听到这个消息时,他简直受宠若惊,和父神母神吃一顿团圆饭,对他而言是不敢有的奢望。
如今却实现了。
等到生辰那日,他早早起床收拾完毕,坐在离镜宫的宫门后张望,想要快些见到父神母神。
尽管腹中饥饿,他也一直没有吃东西,想着可以尝到母神亲自做的长寿面,脸上挂着无比满足的笑容。
可是他等了一整天,父神和母神都没有来。
眼看就要到子时了,子时一过,他的生日也就过完了,还是没有来。
他一步一步走到碧霄宫,看到里面灯火通明,父神站在院落中焦急地来回踱步,帘门掀开后,药王殿的孙真人走出,不知道说了些什么,父神露出大喜之色,快步走入内殿之中。
模糊的烛影下,父神和母神正在陪伴年幼的弟弟,其乐融融的画面刺痛了他的心。
孙真人还在擦脑门上的汗,忍不住道:“小星君的病来的真蹊跷。”
司命星君正在查看星盘,道:“最近北方七宿有异动,恐有邪神冲撞,小星君的病想来与此有关,万事要小心。”

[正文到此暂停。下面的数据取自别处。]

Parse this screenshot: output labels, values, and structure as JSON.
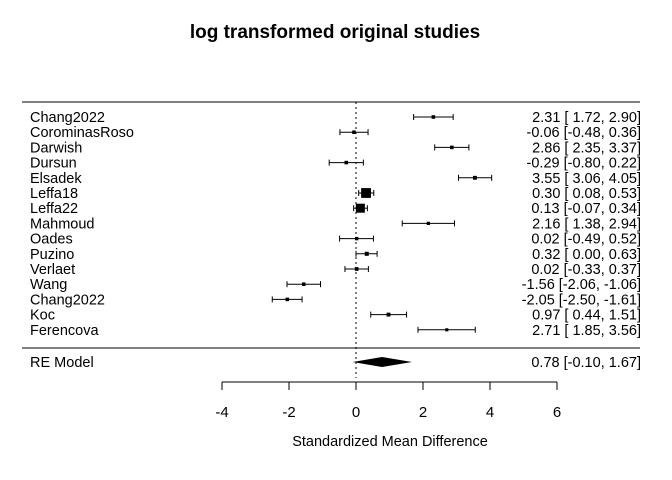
{
  "chart_data": {
    "type": "forest",
    "title": "log transformed original studies",
    "xlabel": "Standardized Mean Difference",
    "xlim": [
      -4,
      6
    ],
    "xticks": [
      -4,
      -2,
      0,
      2,
      4,
      6
    ],
    "xtick_labels": [
      "-4",
      "-2",
      "0",
      "2",
      "4",
      "6"
    ],
    "reference_line": 0,
    "studies": [
      {
        "label": "Chang2022",
        "estimate": 2.31,
        "lower": 1.72,
        "upper": 2.9,
        "weight": 1.6,
        "ci_text": "2.31 [ 1.72,  2.90]"
      },
      {
        "label": "CorominasRoso",
        "estimate": -0.06,
        "lower": -0.48,
        "upper": 0.36,
        "weight": 1.6,
        "ci_text": "-0.06 [-0.48,  0.36]"
      },
      {
        "label": "Darwish",
        "estimate": 2.86,
        "lower": 2.35,
        "upper": 3.37,
        "weight": 1.6,
        "ci_text": "2.86 [ 2.35,  3.37]"
      },
      {
        "label": "Dursun",
        "estimate": -0.29,
        "lower": -0.8,
        "upper": 0.22,
        "weight": 1.6,
        "ci_text": "-0.29 [-0.80,  0.22]"
      },
      {
        "label": "Elsadek",
        "estimate": 3.55,
        "lower": 3.06,
        "upper": 4.05,
        "weight": 1.8,
        "ci_text": "3.55 [ 3.06,  4.05]"
      },
      {
        "label": "Leffa18",
        "estimate": 0.3,
        "lower": 0.08,
        "upper": 0.53,
        "weight": 5.5,
        "ci_text": "0.30 [ 0.08,  0.53]"
      },
      {
        "label": "Leffa22",
        "estimate": 0.13,
        "lower": -0.07,
        "upper": 0.34,
        "weight": 5.0,
        "ci_text": "0.13 [-0.07,  0.34]"
      },
      {
        "label": "Mahmoud",
        "estimate": 2.16,
        "lower": 1.38,
        "upper": 2.94,
        "weight": 1.4,
        "ci_text": "2.16 [ 1.38,  2.94]"
      },
      {
        "label": "Oades",
        "estimate": 0.02,
        "lower": -0.49,
        "upper": 0.52,
        "weight": 1.5,
        "ci_text": "0.02 [-0.49,  0.52]"
      },
      {
        "label": "Puzino",
        "estimate": 0.32,
        "lower": 0.0,
        "upper": 0.63,
        "weight": 1.9,
        "ci_text": "0.32 [ 0.00,  0.63]"
      },
      {
        "label": "Verlaet",
        "estimate": 0.02,
        "lower": -0.33,
        "upper": 0.37,
        "weight": 1.7,
        "ci_text": "0.02 [-0.33,  0.37]"
      },
      {
        "label": "Wang",
        "estimate": -1.56,
        "lower": -2.06,
        "upper": -1.06,
        "weight": 1.6,
        "ci_text": "-1.56 [-2.06, -1.06]"
      },
      {
        "label": "Chang2022",
        "estimate": -2.05,
        "lower": -2.5,
        "upper": -1.61,
        "weight": 1.6,
        "ci_text": "-2.05 [-2.50, -1.61]"
      },
      {
        "label": "Koc",
        "estimate": 0.97,
        "lower": 0.44,
        "upper": 1.51,
        "weight": 1.8,
        "ci_text": "0.97 [ 0.44,  1.51]"
      },
      {
        "label": "Ferencova",
        "estimate": 2.71,
        "lower": 1.85,
        "upper": 3.56,
        "weight": 1.3,
        "ci_text": "2.71 [ 1.85,  3.56]"
      }
    ],
    "summary": {
      "label": "RE Model",
      "estimate": 0.78,
      "lower": -0.1,
      "upper": 1.67,
      "ci_text": "0.78 [-0.10,  1.67]"
    }
  }
}
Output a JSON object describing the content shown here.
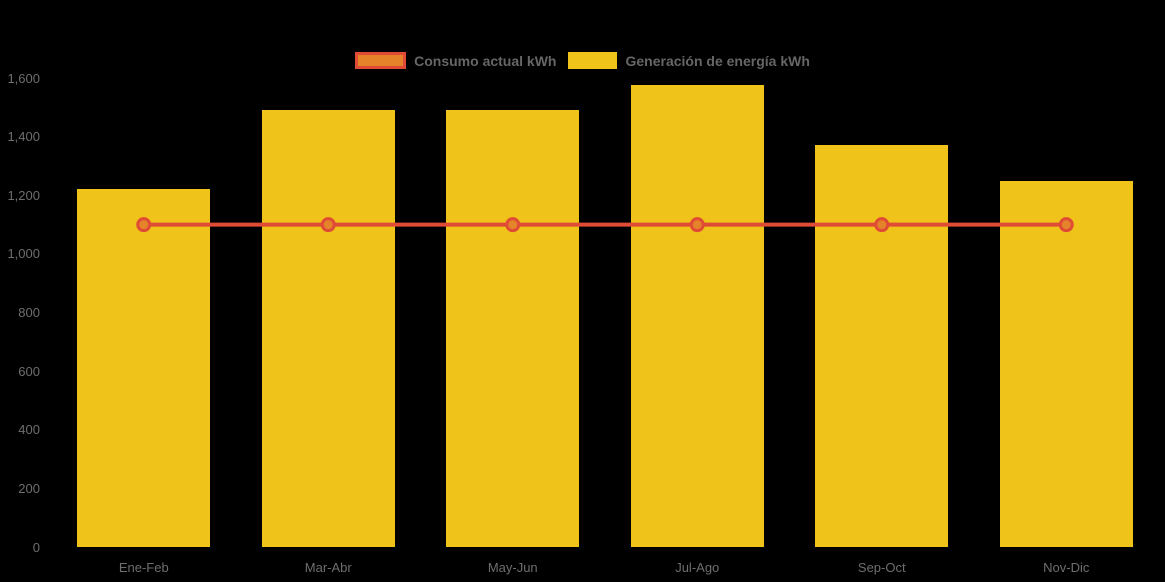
{
  "background_color": "#000000",
  "colors": {
    "bar_yellow": "#EFC31A",
    "line_red": "#E04B35",
    "marker_orange": "#E5832B",
    "tick_text": "#6E6E6E",
    "legend_text": "#666666"
  },
  "legend": {
    "items": [
      {
        "label": "Consumo actual kWh",
        "swatch": "line-swatch"
      },
      {
        "label": "Generación de energía kWh",
        "swatch": "bar-swatch"
      }
    ]
  },
  "chart_data": {
    "type": "bar",
    "title": "",
    "xlabel": "",
    "ylabel": "",
    "categories": [
      "Ene-Feb",
      "Mar-Abr",
      "May-Jun",
      "Jul-Ago",
      "Sep-Oct",
      "Nov-Dic"
    ],
    "series": [
      {
        "name": "Consumo actual kWh",
        "type": "line",
        "color": "#E04B35",
        "marker_fill": "#E5832B",
        "values": [
          1100,
          1100,
          1100,
          1100,
          1100,
          1100
        ]
      },
      {
        "name": "Generación de energía kWh",
        "type": "bar",
        "color": "#EFC31A",
        "values": [
          1220,
          1490,
          1490,
          1575,
          1370,
          1250
        ]
      }
    ],
    "ylim": [
      0,
      1600
    ],
    "ytick_interval": 200,
    "ytick_labels": [
      "0",
      "200",
      "400",
      "600",
      "800",
      "1,000",
      "1,200",
      "1,400",
      "1,600"
    ],
    "grid": false,
    "legend_position": "top"
  }
}
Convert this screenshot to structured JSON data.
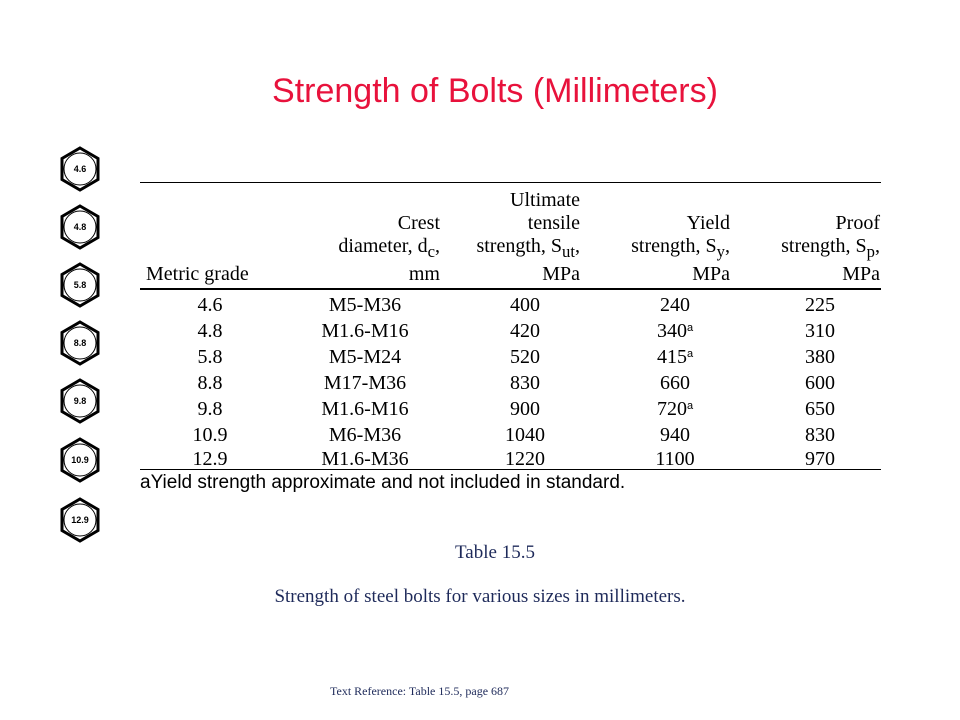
{
  "title": "Strength of Bolts (Millimeters)",
  "bolt_head_markings": [
    "4.6",
    "4.8",
    "5.8",
    "8.8",
    "9.8",
    "10.9",
    "12.9"
  ],
  "table": {
    "headers": {
      "grade": [
        "Metric grade"
      ],
      "diameter": [
        "Crest",
        "diameter, d",
        "c",
        ",",
        "mm"
      ],
      "uts": [
        "Ultimate",
        "tensile",
        "strength, S",
        "ut",
        ",",
        "MPa"
      ],
      "ys": [
        "Yield",
        "strength, S",
        "y",
        ",",
        "MPa"
      ],
      "ps": [
        "Proof",
        "strength, S",
        "p",
        ",",
        "MPa"
      ]
    },
    "rows": [
      {
        "grade": "4.6",
        "diameter": "M5-M36",
        "uts": "400",
        "ys": "240",
        "ys_note": "",
        "ps": "225"
      },
      {
        "grade": "4.8",
        "diameter": "M1.6-M16",
        "uts": "420",
        "ys": "340",
        "ys_note": "a",
        "ps": "310"
      },
      {
        "grade": "5.8",
        "diameter": "M5-M24",
        "uts": "520",
        "ys": "415",
        "ys_note": "a",
        "ps": "380"
      },
      {
        "grade": "8.8",
        "diameter": "M17-M36",
        "uts": "830",
        "ys": "660",
        "ys_note": "",
        "ps": "600"
      },
      {
        "grade": "9.8",
        "diameter": "M1.6-M16",
        "uts": "900",
        "ys": "720",
        "ys_note": "a",
        "ps": "650"
      },
      {
        "grade": "10.9",
        "diameter": "M6-M36",
        "uts": "1040",
        "ys": "940",
        "ys_note": "",
        "ps": "830"
      },
      {
        "grade": "12.9",
        "diameter": "M1.6-M36",
        "uts": "1220",
        "ys": "1100",
        "ys_note": "",
        "ps": "970"
      }
    ],
    "footnote": "aYield strength approximate and not included in standard."
  },
  "caption_number": "Table 15.5",
  "caption": "Strength of steel bolts for various sizes in millimeters.",
  "reference": "Text Reference:  Table 15.5,  page 687"
}
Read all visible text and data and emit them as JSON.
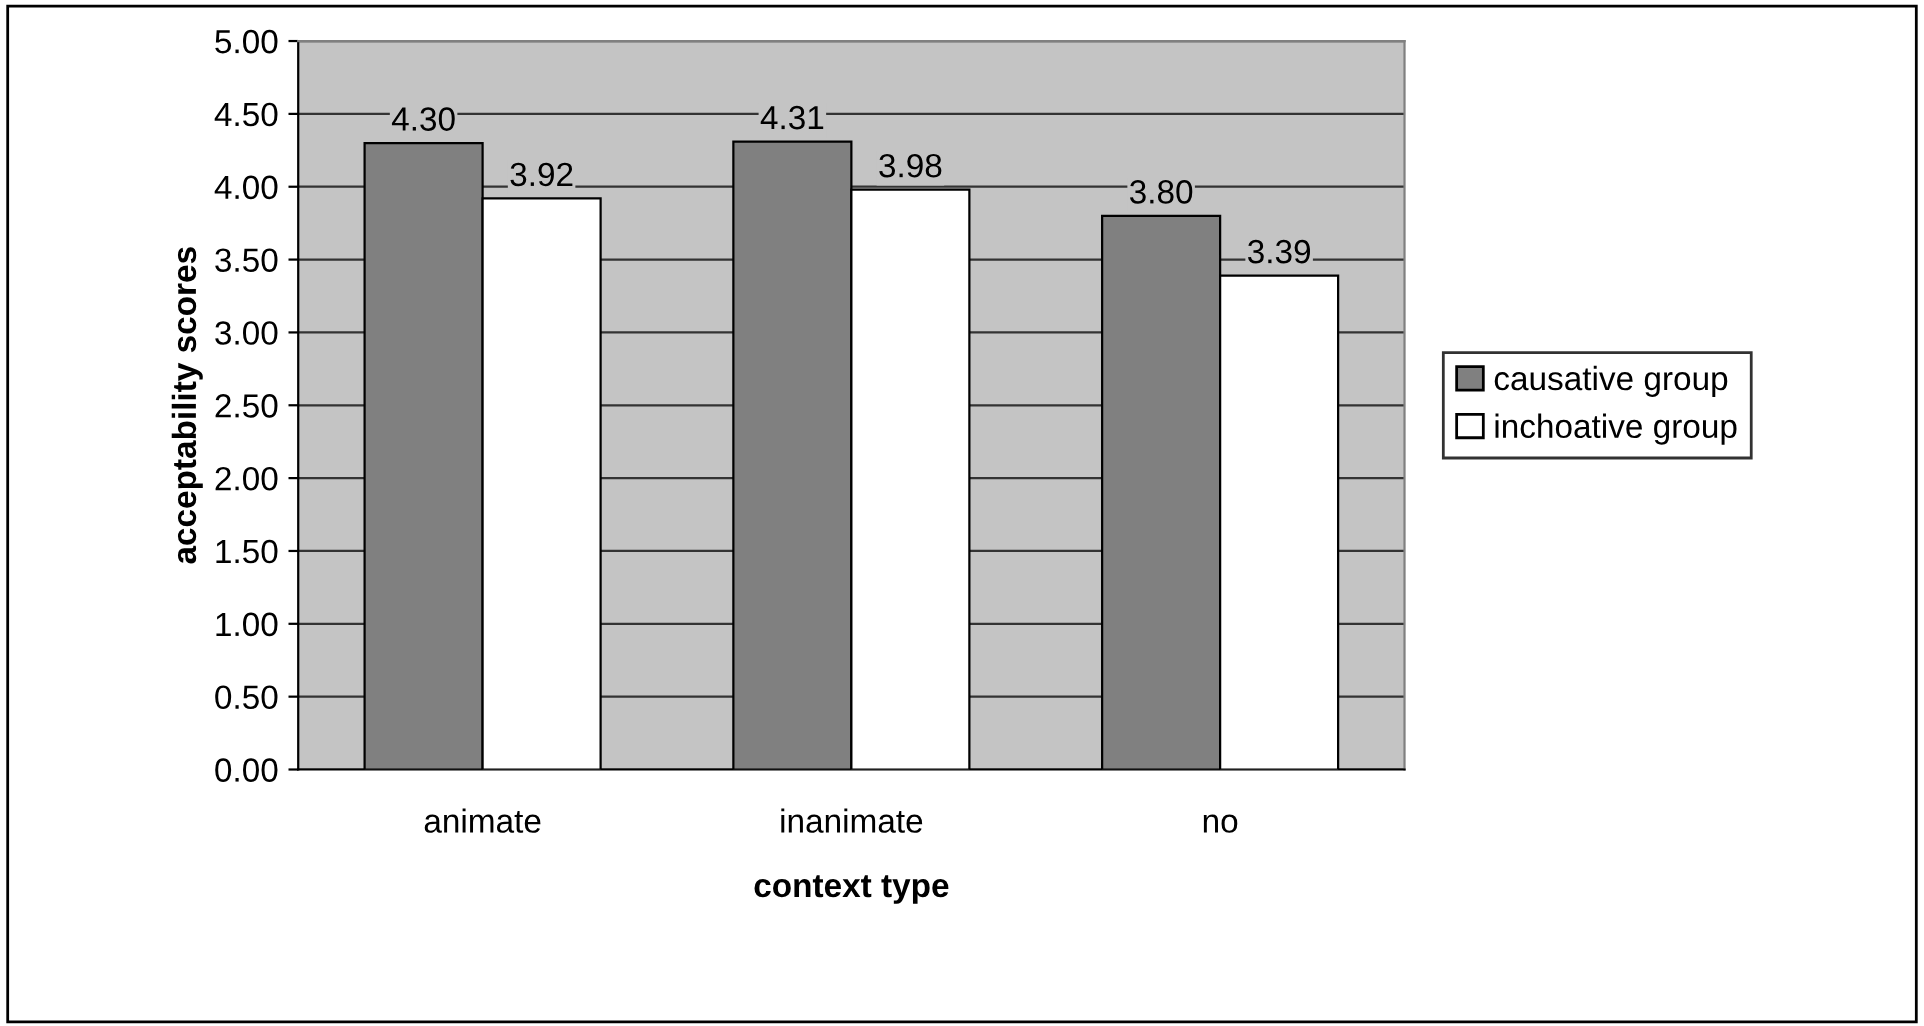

他想要进碧霄宫觐见,司命星君眼尖,立刻下令让神兵前去阻拦。
他心中悲切,但还是行礼道:“洛尘,想要拜见父神母神。请通融。”
司命星君捋了捋白花花的胡子道:“小星君的病刚好,此时不益见外人,你还是先回去吧。”
他回道:“我是君衍的哥哥,不是外人。”
司命星君眼神嫌弃道:“你的命格不详,还是不要冲撞了小星君为好。送洛尘回去。”
神兵领命前来押解洛尘,他目光空洞,清浅的眸子更淡了,愣愣地望着其中一位神兵。
神兵的脚步突然停住了,拔出了手中的利刃,不管不顾地向司命星君砍去。
司命星君年事已高躲避不及,兵刃切断了他的胡须,孙真人急忙地拉着他往里走,边走边喊:“快来人。”
一位勇武大将军走到洛尘面前,想将他擒获,洛尘不闪不避,如琉璃般的目光再次捕捉到他,只在刹那间,大将军受到蛊惑,转过身去将前来助阵的神兵尽数杀死。
血溅落一地,碧霄宫顿时陷入一片慌乱,侍女们尖叫着四散而去,只留下洛尘孤绝的背影。
勇武大将军一路砍杀,竟然无一人可以制住,一脚踹开内殿的大门,惊动了父神母神,门外是司命星君的呼救声:“洛尘用摄魂术杀人了。邪神出世。大家快逃啊。”
父神这才注意到,在这血淋淋的背后,是陷入低沉情绪的洛尘。
洛尘清醒之后,已经被禁足离镜宫,遣散宫里的一切宫人,从此无诏不得拜见天帝天后。
经过一夜血色的洗礼后,摄魂术也成为了神界的禁术。
星若对他的亲近,完全没有防备之心,甚至不带任何目的,让他有一种被好好珍惜的感觉。
她的眼眸中总是满满的信任,时不时对他甜甜的微笑,一片赤诚之心,让他忍不住去接近,去沉迷。
真的想一直让她陪在自己身边,很想一直被人疼爱下去。
命格缺失,纵有万般不公,但遇到她,这一束亮光让他挣脱黑暗,不再自怨自艾。